Satellites Space

The Successful Launch of China’s second Earth Observation Satellite, Gaefon-12 (02)

The future of the ability of China to tackle Earth observation keeps getting brighter. This finding comes after yet another successful launch of a satellite on Tuesday. It is a satellite line member comprising high-resolution satellites to boost China’s capabilities in Earth observation. The venue of the launch was Jiuquan, and the lift-off vehicle was a Long March 4C rocket. As for the time, it was Tuesday at 6:45 p.m. Eastern Time.

The hint of this launch was the airspace closure notice. However, other than knowing that there was an upcoming launch, the mission payload and rocket type remained a mystery.
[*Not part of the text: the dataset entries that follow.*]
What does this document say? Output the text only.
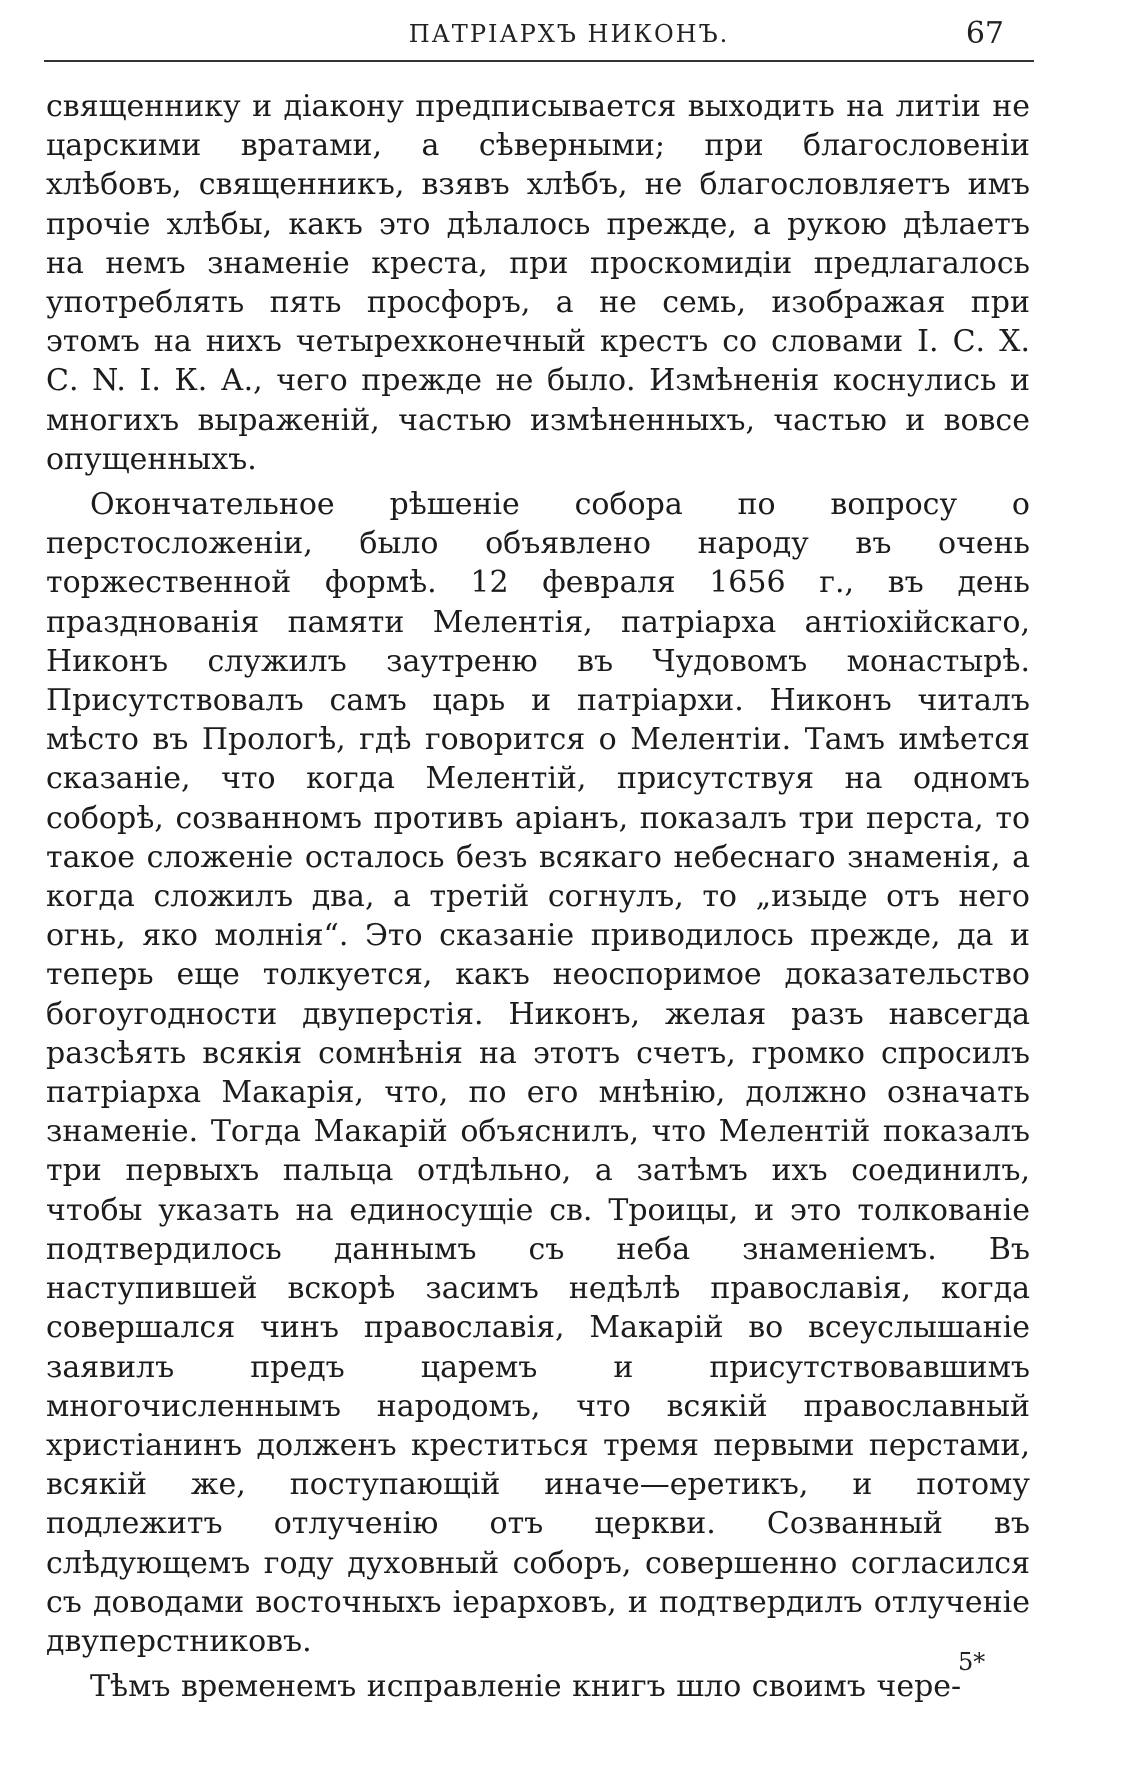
ПАТРІАРХЪ НИКОНЪ.	67

священнику и діакону предписывается выходить на литіи не царскими вратами, а сѣверными; при благословеніи хлѣбовъ, священникъ, взявъ хлѣбъ, не благословляетъ имъ прочіе хлѣбы, какъ это дѣлалось прежде, а рукою дѣлаетъ на немъ знаменіе креста, при проскомидіи предлагалось употреблять пять просфоръ, а не семь, изображая при этомъ на нихъ четырехконечный крестъ со словами I. С. X. С. N. I. К. А., чего прежде не было. Измѣненія коснулись и многихъ выраженій, частью измѣненныхъ, частью и вовсе опущенныхъ.

Окончательное рѣшеніе собора по вопросу о перстосложеніи, было объявлено народу въ очень торжественной формѣ. 12 февраля 1656 г., въ день празднованія памяти Мелентія, патріарха антіохійскаго, Никонъ служилъ заутреню въ Чудовомъ монастырѣ. Присутствовалъ самъ царь и патріархи. Никонъ читалъ мѣсто въ Прологѣ, гдѣ говорится о Мелентіи. Тамъ имѣется сказаніе, что когда Мелентій, присутствуя на одномъ соборѣ, созванномъ противъ аріанъ, показалъ три перста, то такое сложеніе осталось безъ всякаго небеснаго знаменія, а когда сложилъ два, а третій согнулъ, то „изыде отъ него огнь, яко молнія“. Это сказаніе приводилось прежде, да и теперь еще толкуется, какъ неоспоримое доказательство богоугодности двуперстія. Никонъ, желая разъ навсегда разсѣять всякія сомнѣнія на этотъ счетъ, громко спросилъ патріарха Макарія, что, по его мнѣнію, должно означать знаменіе. Тогда Макарій объяснилъ, что Мелентій показалъ три первыхъ пальца отдѣльно, а затѣмъ ихъ соединилъ, чтобы указать на единосущіе св. Троицы, и это толкованіе подтвердилось даннымъ съ неба знаменіемъ. Въ наступившей вскорѣ засимъ недѣлѣ православія, когда совершался чинъ православія, Макарій во всеуслышаніе заявилъ предъ царемъ и присутствовавшимъ многочисленнымъ народомъ, что всякій православный христіанинъ долженъ креститься тремя первыми перстами, всякій же, поступающій иначе—еретикъ, и потому подлежитъ отлученію отъ церкви. Созванный въ слѣдующемъ году духовный соборъ, совершенно согласился съ доводами восточныхъ іерарховъ, и подтвердилъ отлученіе двуперстниковъ.

Тѣмъ временемъ исправленіе книгъ шло своимъ чере-

5*
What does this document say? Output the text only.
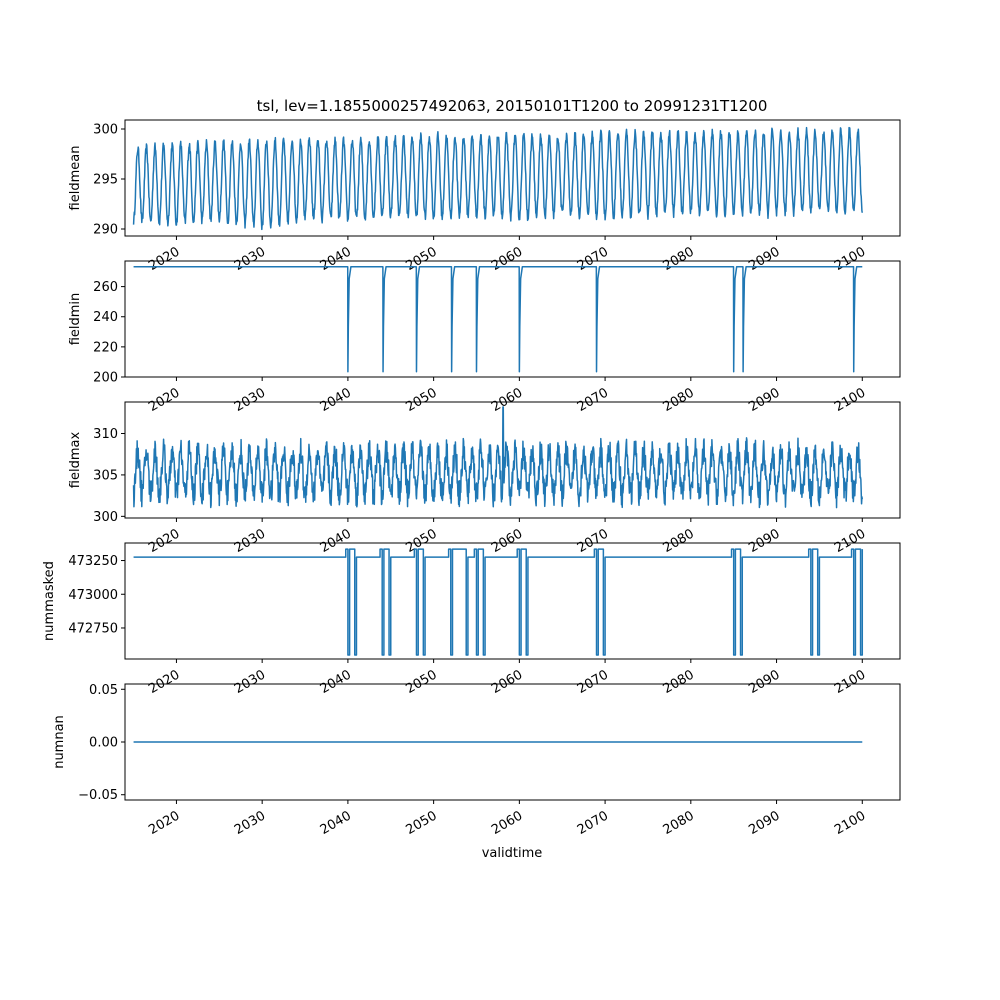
tsl, lev=1.1855000257492063, 20150101T1200 to 20991231T1200
290
295
300
fieldmean
2020	2030	2040	2050	2060	2070	2080	2090	2100
200
220
240
260
fieldmin
2020	2030	2040	2050	2060	2070	2080	2090	2100
300
305
310
fieldmax
2020	2030	2040	2050	2060	2070	2080	2090	2100
472750
473000
473250
nummasked
2020	2030	2040	2050	2060	2070	2080	2090	2100
−0.05
0.00
0.05
numnan
2020	2030	2040	2050	2060	2070	2080	2090	2100
validtime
The announcement of its success came an hour after the launch, and the statement was made by the China Aerospace Science and Technology Corp. (CASC). It also confirmed that the payload was Gaofen-12 (02), whereas the rocket was the Long March 4C.
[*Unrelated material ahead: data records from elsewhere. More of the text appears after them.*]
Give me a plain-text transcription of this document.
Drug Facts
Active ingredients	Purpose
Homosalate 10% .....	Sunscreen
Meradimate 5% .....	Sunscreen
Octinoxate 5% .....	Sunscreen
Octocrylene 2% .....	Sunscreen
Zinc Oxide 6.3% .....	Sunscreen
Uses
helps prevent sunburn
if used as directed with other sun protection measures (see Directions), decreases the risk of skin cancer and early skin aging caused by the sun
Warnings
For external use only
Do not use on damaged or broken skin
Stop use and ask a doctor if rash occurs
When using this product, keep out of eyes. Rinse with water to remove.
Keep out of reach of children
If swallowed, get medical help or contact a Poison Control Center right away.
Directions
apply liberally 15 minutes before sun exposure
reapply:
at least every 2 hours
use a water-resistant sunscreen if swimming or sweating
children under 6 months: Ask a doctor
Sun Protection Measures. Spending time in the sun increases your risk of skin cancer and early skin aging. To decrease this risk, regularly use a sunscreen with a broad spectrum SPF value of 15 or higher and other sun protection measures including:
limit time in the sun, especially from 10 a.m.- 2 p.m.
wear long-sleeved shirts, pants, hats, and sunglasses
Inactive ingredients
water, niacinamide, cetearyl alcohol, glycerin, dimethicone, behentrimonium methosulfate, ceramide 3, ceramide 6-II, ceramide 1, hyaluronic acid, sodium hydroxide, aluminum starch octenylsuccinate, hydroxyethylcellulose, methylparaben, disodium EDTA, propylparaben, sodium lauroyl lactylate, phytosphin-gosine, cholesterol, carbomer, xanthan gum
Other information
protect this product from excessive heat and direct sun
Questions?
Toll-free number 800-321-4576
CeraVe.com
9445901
Information from the U.S. satellite tracking indicates that the rocket lifted the satellite into 94 x 600 kilometer sun-synchronous orbit. That orbit is similar to the one of its predecessor, Gaefon-12. It was the first of its line, and the launch took place in December 2019.  The satellite is one of the components of the China High-resolution Earth Observation System (CHEOS). It is a program that came into existence in 2010. Its objective was the provision of coverage regardless of the time of the day of the weather. Aperture radar satellites, synthetic and optical, were to facilitate that.

According to the country’s media state, its uses include disaster relief, estimating crop yield, designing road network, surveying land, and urban planning. Its developer was the Shanghai Academy of Spaceflight Technology (SAST). CASC is the primary space contractor in China, and SAST is a subordinate. As far as the mission patch is concerned, there is a background map highlighting the Atlantic Ocean and an eagle.

The Gaofen series comprises many satellites and information about satellite numbers 1 to 7 including their resolution capabilities in the public domain. On the other hand, there is no information for the rest of them starting with the number 8. Therefore, there are high chances that they are about the national defense. However, data from mission control screens show the satellite renders into orbit. From what was seen on the state television, the diameter of the Gaofen-11 is most likely more than 1.5 meters. They are generally large and designed for aperture optical remote sensing.

As far as the Chinese Society for Geodesy, Photogrammetry and Cartography published article is concerned; there is more to the capability of the Gaofen-11. It will be able to return optical imagery and be doing the same at a resolution of about 10 cm. It was the 8th launch by China this year, putting it a step closer to hitting its over 40 target by 2021.